# Math Help - probability help

1. ## probability help

the question is something like this

a group of n girls is given names. there are N different names available. The girls are allotted names at random with 2 or more allowed to have same name. show the probability they will have n different names is (N-1)(N-2)....(N-n+1)/N^(n-1)

i think binomial distribution is involved init somewhere.

2. Hello, alex_2008!

A group of $n$ girls is given names.
There are $N$ different names available.
The girls are allotted names at random with 2 or more allowed to have same name.

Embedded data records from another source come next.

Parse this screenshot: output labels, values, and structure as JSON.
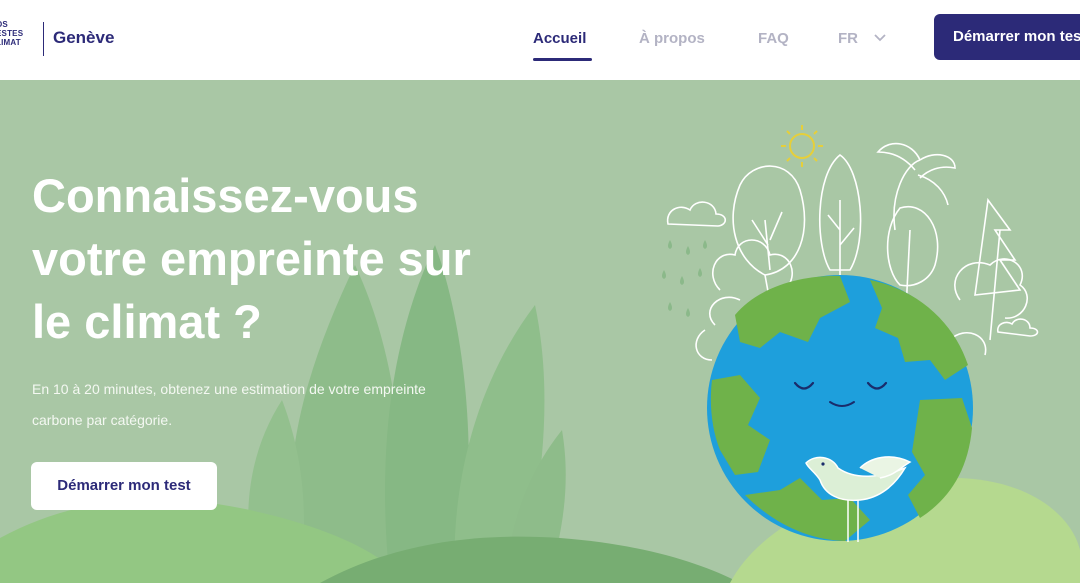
{
  "header": {
    "logo_lines": [
      "OS",
      "ESTES",
      "LIMAT"
    ],
    "city": "Genève",
    "nav": [
      {
        "label": "Accueil",
        "active": true
      },
      {
        "label": "À propos",
        "active": false
      },
      {
        "label": "FAQ",
        "active": false
      }
    ],
    "language": "FR",
    "cta_label": "Démarrer mon test"
  },
  "hero": {
    "title_lines": [
      "Connaissez-vous",
      "votre empreinte sur",
      "le climat ?"
    ],
    "subtitle_lines": [
      "En 10 à 20 minutes, obtenez une estimation de votre empreinte",
      "carbone par catégorie."
    ],
    "cta_label": "Démarrer mon test"
  },
  "colors": {
    "brand": "#2c2a78",
    "hero_bg": "#a9c7a5",
    "earth_ocean": "#1e9fdc",
    "earth_land": "#6fb24a"
  },
  "icons": [
    "chevron-down-icon",
    "sun-icon",
    "cloud-icon",
    "rain-icon",
    "earth-illustration",
    "bird-illustration",
    "plants-illustration"
  ]
}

Show the probability they will have $n$ different names is: . $\frac{(N-1)(N-2) \cdots (N-n+1)}{N^{n-1}}$
Let's "walk" through this . . .

. . . . $\begin{array}{ccccccc}\text{The 1st person can have any of the }N\text{ na{m}es:} & \qquad\quad Prob &=& \quad\dfrac{N}{N}\quad&=&\quad 1 \\ \\[-3mm] \end{array}$

$\begin{array}{ccccc}\text{The 2nd person can have any of the other }N-1\text{ na{m}es:} & \quad\;\; Prob &=& \dfrac{N-1}{N} \\ \\[-3mm] \end{array}$

$\begin{array}{cccccc}\text{The 3rd person can have any of the other }N-2\text{ na{m}es:} & \quad\;\; Prob &=& \dfrac{N-2}{N} \\ \\[-3mm] \end{array}$

$\begin{array}{ccccc} \vdots & & \vdots \\
\text{The }n^{th}\text{ person can have any of the other }N-n+1\text{ na{m}es:} & Prob &=& \dfrac{N-n+1}{N} \end{array}$

The probability is: . $1\cdot\underbrace{\frac{N-1}{N}\cdot\frac{N-2}{N} \hdots\frac{N-n+1}{N}}_{n-1\text{ fractions}}$

. . . . . . . . . . . . $= \;\frac{(N-1)(N-2)\cdots(N - n+1)}{N^{n-1}}$

3. thanks alot soroban